Les organisations non gouvernementales travaillant en Égypte ont désormais obligation de s'enregistrer auprès des autorités. Mais beaucoup considèrent qu'accepter ce fichage, c’est faire une croix sur leur indépendance. Reportage.
En Égypte, de nombreuses ONG craignent de devoir baisser le rideau. En juillet dernier, les autorités du Caire ont publié une annonce dans le plus grand journal d’État : toutes les organisations non gouvernementales doivent s’enregistrer officiellement. Sans quoi, elles risquent la saisie de leurs biens ou même des poursuites judiciaires.
Pour Mohamed Zaree, l’un des responsables de l’Institut du Caire pour les études des droits de l’Homme, s’enregistrer sous la loi actuelle, c’est faire une croix sur son indépendance : "C’est une loi qui interfère dans toutes les affaires des ONG. Elle donne au gouvernement le droit d’objecter aux décisions internes des ONG, de mettre son veto lors de l’élection du conseil d’administration… L’idée, c’est que cette loi transforme les ONG en agences gouvernementales."
Les autorités doivent également approuver tout financement venant de l’étranger.
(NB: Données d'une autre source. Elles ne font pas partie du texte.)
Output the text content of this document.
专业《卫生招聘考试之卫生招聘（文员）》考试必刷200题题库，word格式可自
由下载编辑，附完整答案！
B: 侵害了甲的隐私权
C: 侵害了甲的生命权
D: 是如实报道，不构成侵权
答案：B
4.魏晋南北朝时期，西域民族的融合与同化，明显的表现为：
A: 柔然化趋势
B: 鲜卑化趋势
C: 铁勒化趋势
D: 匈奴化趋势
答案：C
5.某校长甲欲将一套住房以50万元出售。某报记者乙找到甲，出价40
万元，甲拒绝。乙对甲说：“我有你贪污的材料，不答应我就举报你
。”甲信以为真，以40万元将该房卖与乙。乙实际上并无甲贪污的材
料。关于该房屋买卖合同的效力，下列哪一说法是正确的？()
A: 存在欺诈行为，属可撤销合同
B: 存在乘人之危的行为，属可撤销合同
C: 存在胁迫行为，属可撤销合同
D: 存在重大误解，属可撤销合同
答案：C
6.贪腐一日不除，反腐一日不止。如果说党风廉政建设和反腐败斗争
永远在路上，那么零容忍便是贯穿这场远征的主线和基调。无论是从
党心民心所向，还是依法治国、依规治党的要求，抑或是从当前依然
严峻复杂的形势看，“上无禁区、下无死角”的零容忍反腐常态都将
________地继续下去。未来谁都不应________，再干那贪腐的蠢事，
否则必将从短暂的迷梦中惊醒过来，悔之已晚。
De quoi dissuader de nombreuses ONG de s’enregistrer. "C’est une tentative de supprimer les mouvements de défense des droits de l’Homme en Égypte. De créer une atmosphère de peur”, indique Mohamed Zaree.
Les fondateurs des ONG non accréditées par les autorités risquent jusqu’à six mois de prison. Des militants de défense des droits de l’Homme égyptien disent avoir reçu des menaces d’arrestation et ont quitté le pays. Certaines organisations ont déjà fermé. C’est le cas du centre Carter. Spécialisée dans les missions d’observation des élections, l’ONG américaine a dénoncé une restriction des libertés démocratiques.
L’enregistrement exigé des ONG intervient alors qu’un nouveau projet de loi sur les associations, jugé encore plus répressif, est en préparation. Mais d’après Ghada Wali, ministre de la Solidarité sociale, en charge de l'application de la loi, l’inquiétude des ONG est injustifiée. “Nous voulons simplement qu’elles viennent et déclarent ce qu’elles font car nous croyons en la transparence, assure-t-elle. Et je ne dis pas qu’on va réprimer telle ou telle entité ! Si ces entités ne font rien d’illégal, pourquoi devraient-elles s’inquiéter !”
Selon la ministre, les intérêts de sécurité nationale justifient le contrôle du financement de chaque organisation. "Si vous levez des fonds à l’international, vous devez informer le ministère : quel est votre donneur et comment est-ce que l’argent va être utilisé. Car nous sommes un pays visé par des attaques. Nous voulons nous assurer qu’il n’y a pas de blanchiment d’argent, qu’il n’y a pas d’argent allant vers les terroristes, que l’argent ne sert pas à acheter des armes et à s’en prendre à des gens innocents."
Engagé dans une guerre contre le terrorisme, l’Égypte se méfie de toute intervention extérieure. Depuis septembre, l’utilisation de fonds étrangers dans le but de saboter les intérêts du pays est passible de prison à vie. Les directeurs d’ONG redoutent que cet amendement au code pénal soit utilisé pour poursuivre leurs organisations.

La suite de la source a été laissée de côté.